LIAN TANNER

The importance of titles

April 21st, 2018

For the last couple of days I’ve been preparing workshops and thinking about the importance of titles. A good title doesn’t just help sell a book/workshop. It helps the author write it.

Museum of Thieves is still one of my favourite titles, because of the way it brings together the unlikely combination of ‘museum’ and ‘thief’. And it was such a strong title that it helped me keep focus through the four years it took me to write it.

I like the three book titles for The Rogues, too. Accidental Heroes, Secret Guardians and Haunted Warriors. I go back to them over and over again when I’m writing, to remind me what the original idea was, and to catch the atmosphere that I want.

A couple of my secret projects have excellent titles – only I can’t tell you what they are, because then they wouldn’t be secret. One of them I got from the radio – I was listening to a talk program in the car and someone was talking about a book they’d written, and I thought, What a great title – what a pity it’s already taken! But then I realised I’d misheard, and their book was called something else, which meant I could write the one with the great title.

The Book That Wants to Be Written Next doesn’t have a title yet, but I’d really like to find one. Soon. One thing I do know, it’s not going to be called The Girl Who (insert word here). The world seems to be awash with The Girl Who books at the moment. I think they started with Stieg Larsson’s The Girl With The Dragon Tattoo, which was a great title. But now everyone has taken it up, and I’m sick of it.

The two workshops I’m taking to New Zealand are called, Whispers in the Dark: build your own fantasy world and The Imagination Olympics. I particularly like the second one.

What am I reading?

I’ve just finished three books that I loved in three completely different ways.

For kids, Page by Tamora Pierce. This is the second book in her Protector of the Small quartet, the story of a young girl who wants to become a knight. I’ve only recently started reading Tamora Pierce – missed out on her somehow. But these books are gorgeous.

For adults, Tin Man by Sarah Winman. It’s one of those books that makes me want to downgrade all my other five star ratings so that this one can stand on its own. Utterly beautiful writing, and a moving and deeply true look at love and grief.
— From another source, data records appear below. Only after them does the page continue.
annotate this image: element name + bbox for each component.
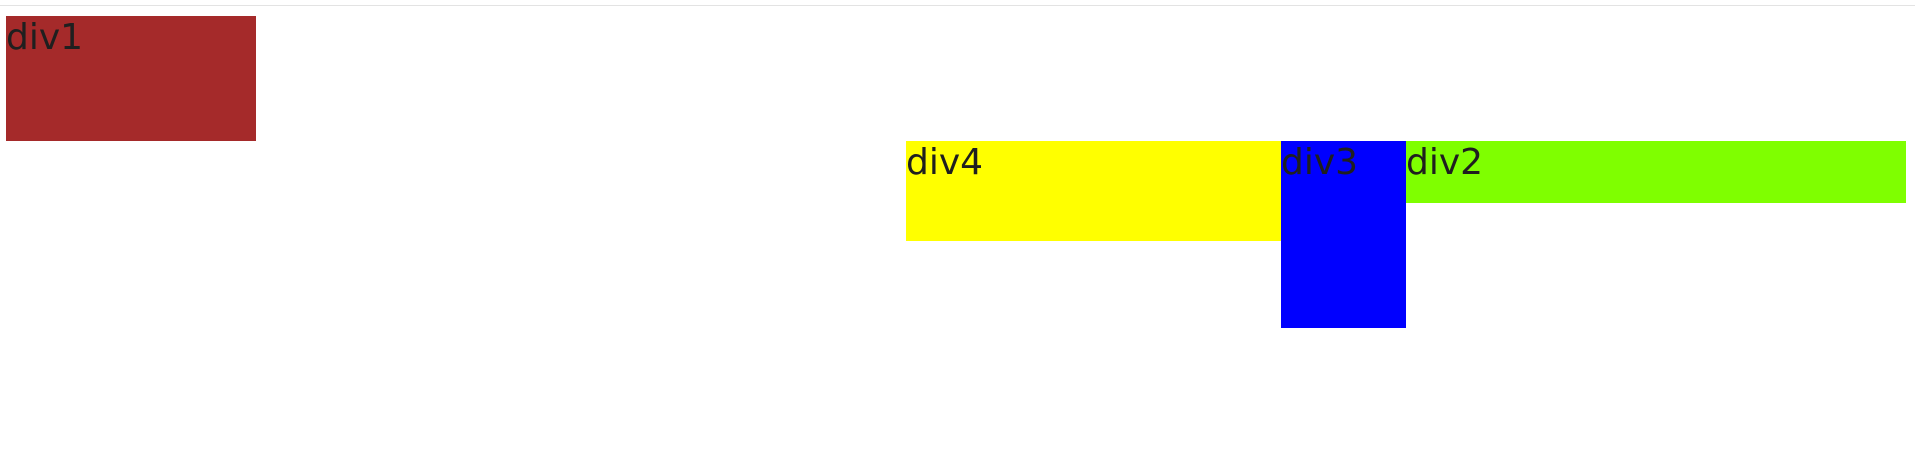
div2-label: div2 [1406, 142, 1484, 183]
div1-label: div1 [6, 17, 84, 58]
div3-box: div3 [1281, 141, 1406, 328]
div4-box: div4 [906, 141, 1281, 241]
div3-label: div3 [1281, 142, 1359, 183]
page-canvas: div1 div4 div3 div2 [0, 0, 1915, 450]
div1-box: div1 [6, 16, 256, 141]
div4-label: div4 [906, 142, 984, 183]
div2-box: div2 [1406, 141, 1906, 203]
top-divider [0, 5, 1915, 6]
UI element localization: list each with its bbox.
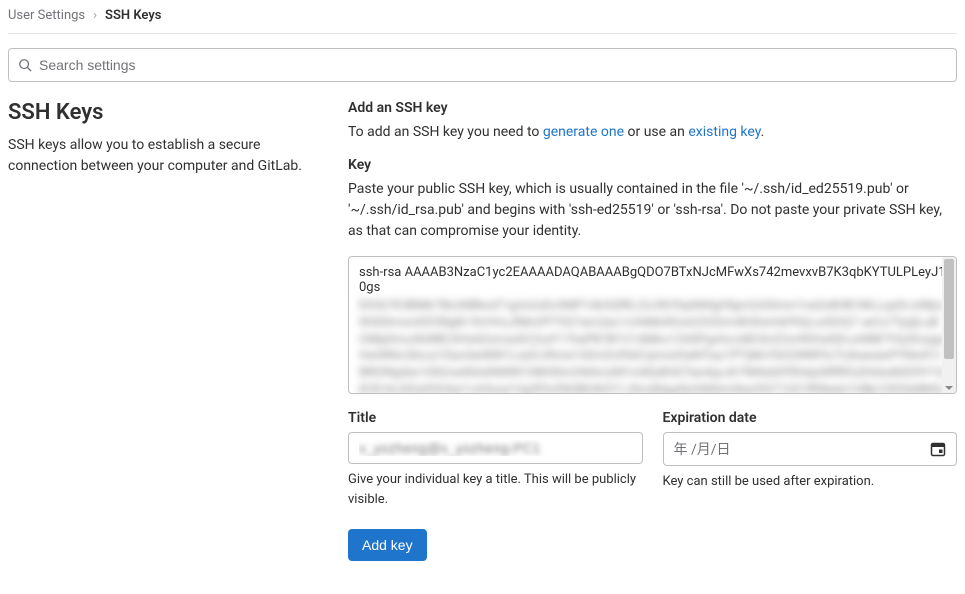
key-value-redacted: E0Vb7K3BN8r7Bo3t8BwzF1gUs2uDcXMP1Ak3QfRL… (359, 297, 946, 394)
scrollbar[interactable] (942, 257, 956, 393)
key-help: Paste your public SSH key, which is usua… (348, 179, 957, 242)
expiration-label: Expiration date (663, 410, 958, 426)
search-input[interactable] (8, 48, 957, 82)
title-input[interactable] (348, 432, 643, 464)
generate-one-link[interactable]: generate one (543, 124, 624, 140)
add-key-heading: Add an SSH key (348, 100, 957, 116)
section-sidebar: SSH Keys SSH keys allow you to establish… (8, 100, 328, 561)
expiration-hint: Key can still be used after expiration. (663, 472, 958, 492)
title-hint: Give your individual key a title. This w… (348, 470, 643, 509)
form-area: Add an SSH key To add an SSH key you nee… (348, 100, 957, 561)
add-key-button[interactable]: Add key (348, 529, 427, 561)
chevron-right-icon: › (93, 8, 97, 23)
key-textarea[interactable]: ssh-rsa AAAAB3NzaC1yc2EAAAADAQABAAABgQDO… (348, 256, 957, 394)
existing-key-link[interactable]: existing key (688, 124, 760, 140)
search-wrapper (8, 48, 957, 82)
scroll-thumb[interactable] (944, 259, 954, 359)
add-key-help: To add an SSH key you need to generate o… (348, 122, 957, 143)
page-title: SSH Keys (8, 100, 328, 125)
calendar-icon (930, 441, 946, 457)
page-description: SSH keys allow you to establish a secure… (8, 135, 328, 177)
key-label: Key (348, 157, 957, 173)
breadcrumb-parent[interactable]: User Settings (8, 8, 85, 23)
title-label: Title (348, 410, 643, 426)
breadcrumb-current: SSH Keys (105, 8, 161, 23)
expiration-input[interactable]: 年 /月/日 (663, 432, 958, 466)
scroll-down-icon[interactable] (945, 386, 953, 390)
expiration-placeholder: 年 /月/日 (674, 439, 731, 459)
key-value-visible: ssh-rsa AAAAB3NzaC1yc2EAAAADAQABAAABgQDO… (359, 265, 946, 295)
breadcrumb: User Settings › SSH Keys (8, 4, 957, 34)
Also for adults, Radiance by Grace Draven. An utterly delightful romance about an arranged marriage between a minor human princess and a minor prince of the Kai, a species that used to hunt humans for food. They’re both quite open about finding the other incredibly ugly, but they’re also sensible people who know the marriage is politically necessary. And they like each other. And when there are misunderstandings, they TALK to each other instead of going off in a huff. So it’s a slow burning and unlikely romance between two really nice mature people. I’ve just bought the second book.